Thursday, November 24, 2011

From School to Pub: A tale of two buildings in Stony Stratford

I don't think it ever occured to me as I was sitting at my school desk trying to take care that my dip pen didn't leave a blot in my exercise book that I would ever live to enjoy a pint in later life in my old classroom. In Stony Stratford this could have happened and in a curious way the history of pubs and schools is intertwined.

As I have described in another post the old Rose and Crown on the High Street was bequeathed by its owner Michael Hipwell in 1610 to found a school. The inn continued to operate to raise sufficient money for the next 99 years and then was converted into a school. In the 19th century this was taken over by the National School movement and a school operated on this site and adjacent to it until the 20th century.

In the meantime the expansion of Wolverton works led to new building in Stony Stratford and the so-called Wolverton End developed. This enlargement of the Holy Trinity parish necessitated the building of a new church (St Mary's) and in due course another school. This was opened in 1873 on the corner of the Wolverton and London Road and was designed by the distinguished architect, Edward Swinfen Harris.
For part of the 20th century these two schools operated in tandem, with the boys in the High Street and the Girls and Infants at the London Road School. Then in 1936 a new co-educational school was built on King George Crescent and the old schools were redundant.

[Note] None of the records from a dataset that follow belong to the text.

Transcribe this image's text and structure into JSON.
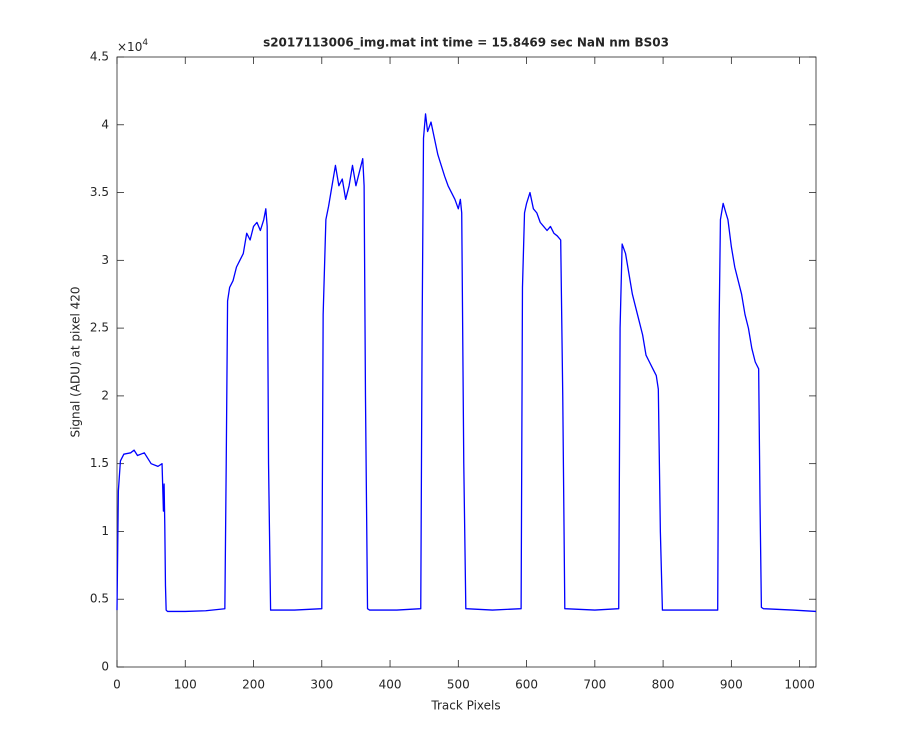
{
  "chart_data": {
    "type": "line",
    "title": "s2017113006_img.mat int time = 15.8469 sec  NaN nm BS03",
    "xlabel": "Track Pixels",
    "ylabel": "Signal (ADU) at pixel 420",
    "y_multiplier": "×10",
    "y_multiplier_exponent": "4",
    "color": "#0000ff",
    "xlim": [
      0,
      1024
    ],
    "ylim": [
      0,
      4.5
    ],
    "xticks": [
      0,
      100,
      200,
      300,
      400,
      500,
      600,
      700,
      800,
      900,
      1000
    ],
    "yticks": [
      0,
      0.5,
      1,
      1.5,
      2,
      2.5,
      3,
      3.5,
      4,
      4.5
    ],
    "grid": false,
    "x": [
      0,
      2,
      5,
      10,
      20,
      25,
      30,
      40,
      50,
      60,
      66,
      68,
      69,
      70,
      71,
      72,
      74,
      100,
      130,
      158,
      160,
      162,
      165,
      170,
      175,
      180,
      185,
      190,
      195,
      200,
      205,
      210,
      215,
      218,
      220,
      222,
      225,
      260,
      300,
      302,
      306,
      310,
      315,
      320,
      325,
      330,
      335,
      340,
      345,
      350,
      355,
      360,
      362,
      364,
      367,
      370,
      410,
      445,
      447,
      449,
      452,
      455,
      460,
      465,
      470,
      475,
      480,
      485,
      490,
      495,
      500,
      503,
      505,
      508,
      511,
      550,
      592,
      594,
      597,
      600,
      605,
      610,
      615,
      620,
      625,
      630,
      635,
      640,
      645,
      650,
      653,
      656,
      700,
      735,
      737,
      740,
      745,
      750,
      755,
      760,
      765,
      770,
      775,
      780,
      785,
      790,
      793,
      796,
      799,
      840,
      880,
      882,
      884,
      888,
      892,
      895,
      900,
      905,
      910,
      915,
      920,
      925,
      930,
      935,
      940,
      942,
      944,
      947,
      990,
      1024
    ],
    "values": [
      0.42,
      1.3,
      1.52,
      1.57,
      1.58,
      1.6,
      1.56,
      1.58,
      1.5,
      1.48,
      1.5,
      1.15,
      1.35,
      1.05,
      0.6,
      0.42,
      0.41,
      0.41,
      0.415,
      0.43,
      1.5,
      2.7,
      2.8,
      2.85,
      2.95,
      3.0,
      3.05,
      3.2,
      3.15,
      3.25,
      3.28,
      3.22,
      3.3,
      3.38,
      3.25,
      1.5,
      0.42,
      0.42,
      0.43,
      2.6,
      3.3,
      3.4,
      3.55,
      3.7,
      3.55,
      3.6,
      3.45,
      3.55,
      3.7,
      3.55,
      3.65,
      3.75,
      3.55,
      2.0,
      0.43,
      0.42,
      0.42,
      0.43,
      2.5,
      3.9,
      4.08,
      3.95,
      4.02,
      3.9,
      3.78,
      3.7,
      3.62,
      3.55,
      3.5,
      3.45,
      3.38,
      3.45,
      3.35,
      1.5,
      0.43,
      0.42,
      0.43,
      2.8,
      3.35,
      3.42,
      3.5,
      3.38,
      3.35,
      3.28,
      3.25,
      3.22,
      3.25,
      3.2,
      3.18,
      3.15,
      2.0,
      0.43,
      0.42,
      0.43,
      2.5,
      3.12,
      3.05,
      2.9,
      2.75,
      2.65,
      2.55,
      2.45,
      2.3,
      2.25,
      2.2,
      2.15,
      2.05,
      1.0,
      0.42,
      0.42,
      0.42,
      2.5,
      3.3,
      3.42,
      3.35,
      3.3,
      3.1,
      2.95,
      2.85,
      2.75,
      2.6,
      2.5,
      2.35,
      2.25,
      2.2,
      1.2,
      0.44,
      0.43,
      0.42,
      0.41
    ]
  }
}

Fortunately there was a ready tenant for the Swinfen Harris school. The old Plough Inn had been in business next door for many years and the new premises were attractive to them. I imagine the conversion was not too costly and there was probably already a cellar in the school building.

Thus it came to pass that that the building designed by Swinfen Harris was a school for about 60 years and has been a pub for the last 80 - and possibly will continue in that line of business. The bell tower betrays its former use as a school but nowadays I suspect very few people have any inkling of its original purpose.